The principle by which the electricity price is set in the power market is identical to the principle behind determining the prices of general commodities － balance of supply and demand.
The market price is composed of the system marginal price (SMP) and capacity payment (CP). Capacity payment is the price paid to a generating unit that has declared its availability during the day. Price cap is imposed on the energy price of base load generating units such as coal and nuclear energy.

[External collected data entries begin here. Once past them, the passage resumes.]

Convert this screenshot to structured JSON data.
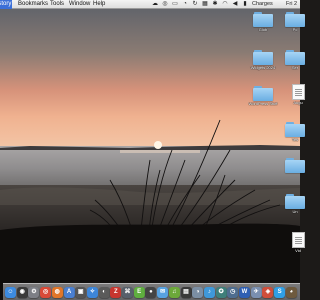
{
  "menubar": {
    "items": [
      "istory",
      "Bookmarks",
      "Tools",
      "Window",
      "Help"
    ],
    "status": {
      "user": "Charges",
      "clock": "Fri 2"
    }
  },
  "desktop": {
    "icons": [
      {
        "label": "Glob",
        "kind": "folder"
      },
      {
        "label": "Pc",
        "kind": "folder"
      },
      {
        "label": "",
        "kind": "folder"
      },
      {
        "label": "Widgets 2024",
        "kind": "folder"
      },
      {
        "label": "Ser",
        "kind": "folder"
      },
      {
        "label": "",
        "kind": "folder"
      },
      {
        "label": "WordPress Stuff",
        "kind": "folder"
      },
      {
        "label": "Augu",
        "kind": "document"
      },
      {
        "label": "Tes",
        "kind": "folder"
      },
      {
        "label": "",
        "kind": "folder"
      },
      {
        "label": "Un",
        "kind": "folder"
      },
      {
        "label": "Vid",
        "kind": "document"
      }
    ]
  },
  "dock": {
    "icons": [
      {
        "name": "finder",
        "glyph": "☺",
        "color": "#3d8be0"
      },
      {
        "name": "dashboard",
        "glyph": "◉",
        "color": "#3a3a3a"
      },
      {
        "name": "system-preferences",
        "glyph": "⚙",
        "color": "#7d7f86"
      },
      {
        "name": "chrome",
        "glyph": "◎",
        "color": "#d94a38"
      },
      {
        "name": "firefox",
        "glyph": "◍",
        "color": "#e0762a"
      },
      {
        "name": "app-store",
        "glyph": "A",
        "color": "#4a7fd0"
      },
      {
        "name": "security",
        "glyph": "▣",
        "color": "#555"
      },
      {
        "name": "safari",
        "glyph": "✧",
        "color": "#3e86d8"
      },
      {
        "name": "photos",
        "glyph": "◐",
        "color": "#5a5a5a"
      },
      {
        "name": "filezilla",
        "glyph": "Z",
        "color": "#c7362f"
      },
      {
        "name": "network",
        "glyph": "⌘",
        "color": "#58606b"
      },
      {
        "name": "evernote",
        "glyph": "E",
        "color": "#5fae3f"
      },
      {
        "name": "camera",
        "glyph": "●",
        "color": "#444"
      },
      {
        "name": "messages",
        "glyph": "✉",
        "color": "#58a2e0"
      },
      {
        "name": "spotify",
        "glyph": "♫",
        "color": "#6ca83a"
      },
      {
        "name": "terminal",
        "glyph": "▤",
        "color": "#3a3a3a"
      },
      {
        "name": "preview",
        "glyph": "◑",
        "color": "#7b8ea3"
      },
      {
        "name": "itunes",
        "glyph": "♪",
        "color": "#3f98d9"
      },
      {
        "name": "compass",
        "glyph": "✪",
        "color": "#3f7f7a"
      },
      {
        "name": "time-machine",
        "glyph": "◷",
        "color": "#4f6d8f"
      },
      {
        "name": "word",
        "glyph": "W",
        "color": "#2f5fb3"
      },
      {
        "name": "mail",
        "glyph": "✈",
        "color": "#7a8fb0"
      },
      {
        "name": "launcher",
        "glyph": "◈",
        "color": "#cf4e3b"
      },
      {
        "name": "skype",
        "glyph": "S",
        "color": "#2f9fe6"
      },
      {
        "name": "lightroom",
        "glyph": "◕",
        "color": "#6e5a3e"
      }
    ]
  }
}
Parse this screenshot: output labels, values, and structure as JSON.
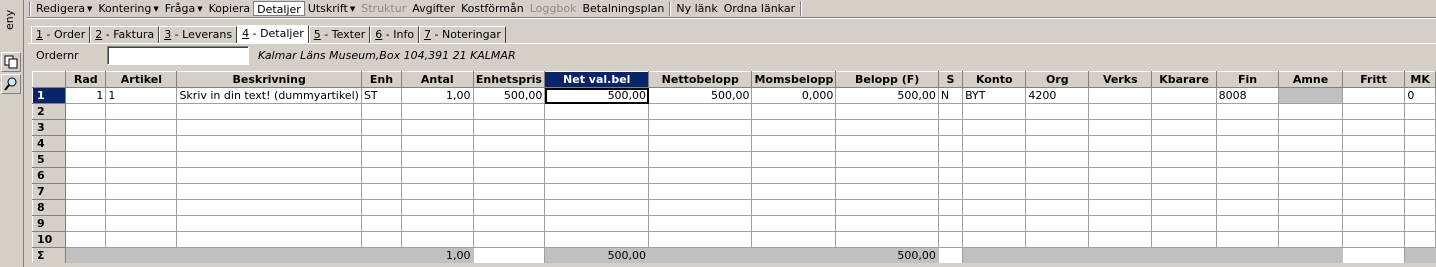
{
  "leftbar": {
    "vertical_label": "eny"
  },
  "menu": {
    "redigera": "Redigera",
    "kontering": "Kontering",
    "fraga": "Fråga",
    "kopiera": "Kopiera",
    "detaljer": "Detaljer",
    "utskrift": "Utskrift",
    "struktur": "Struktur",
    "avgifter": "Avgifter",
    "kostforman": "Kostförmån",
    "loggbok": "Loggbok",
    "betalningsplan": "Betalningsplan",
    "ny_lank": "Ny länk",
    "ordna_lankar": "Ordna länkar"
  },
  "tabs": [
    {
      "num": "1",
      "rest": " - Order"
    },
    {
      "num": "2",
      "rest": " - Faktura"
    },
    {
      "num": "3",
      "rest": " - Leverans"
    },
    {
      "num": "4",
      "rest": " - Detaljer"
    },
    {
      "num": "5",
      "rest": " - Texter"
    },
    {
      "num": "6",
      "rest": " - Info"
    },
    {
      "num": "7",
      "rest": " - Noteringar"
    }
  ],
  "order": {
    "label": "Ordernr",
    "value": "",
    "address": "Kalmar Läns Museum,Box 104,391 21 KALMAR"
  },
  "grid": {
    "headers": [
      "Rad",
      "Artikel",
      "Beskrivning",
      "Enh",
      "Antal",
      "Enhetspris",
      "Net val.bel",
      "Nettobelopp",
      "Momsbelopp",
      "Belopp (F)",
      "S",
      "Konto",
      "Org",
      "Verks",
      "Kbarare",
      "Fin",
      "Amne",
      "Fritt",
      "MK"
    ],
    "row_numbers": [
      "1",
      "2",
      "3",
      "4",
      "5",
      "6",
      "7",
      "8",
      "9",
      "10"
    ],
    "row1": {
      "rad": "1",
      "artikel": "1",
      "beskrivning": "Skriv in din text! (dummyartikel)",
      "enh": "ST",
      "antal": "1,00",
      "enhetspris": "500,00",
      "net_val_bel": "500,00",
      "nettobelopp": "500,00",
      "momsbelopp": "0,000",
      "belopp_f": "500,00",
      "s": "N",
      "konto": "BYT",
      "org": "4200",
      "verks": "",
      "kbarare": "",
      "fin": "8008",
      "amne": "",
      "fritt": "",
      "mk": "0"
    },
    "sum": {
      "symbol": "Σ",
      "antal": "1,00",
      "net_val_bel": "500,00",
      "belopp_f": "500,00"
    }
  }
}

Method of Determining the System Marginal Price
The system marginal price (SMP) refers to the cost of the most expensive generating unit included in the Price Setting Schedule (PSS). PSS is set up by a computer program that can minimize the total production cost of generating units including the startup cost and incremental fuel cost. During some hours, certain generating units are not entitled to set the market price owing to their technical characteristics such as ramping rates, minimum output level, etc.
Market Price Setting Procedure
KPX forecasts the demand for the trading day and receives offers for available capacity from generation companies one day ahead. It then determines the market price by producing a Price Setting Schedule (PSS). In the PSS, the SMP values for each trading hour are calculated to meet the demand for each hour. Note that congestions or generation constraints such as fuel limitation and district heat supply are not considered in this procedure. Thus, establishing an efficient Operation Schedule that determines the unit commitment (merit order) and output level of generating units is essential to minimizing the total production cost while meeting the necessary demand.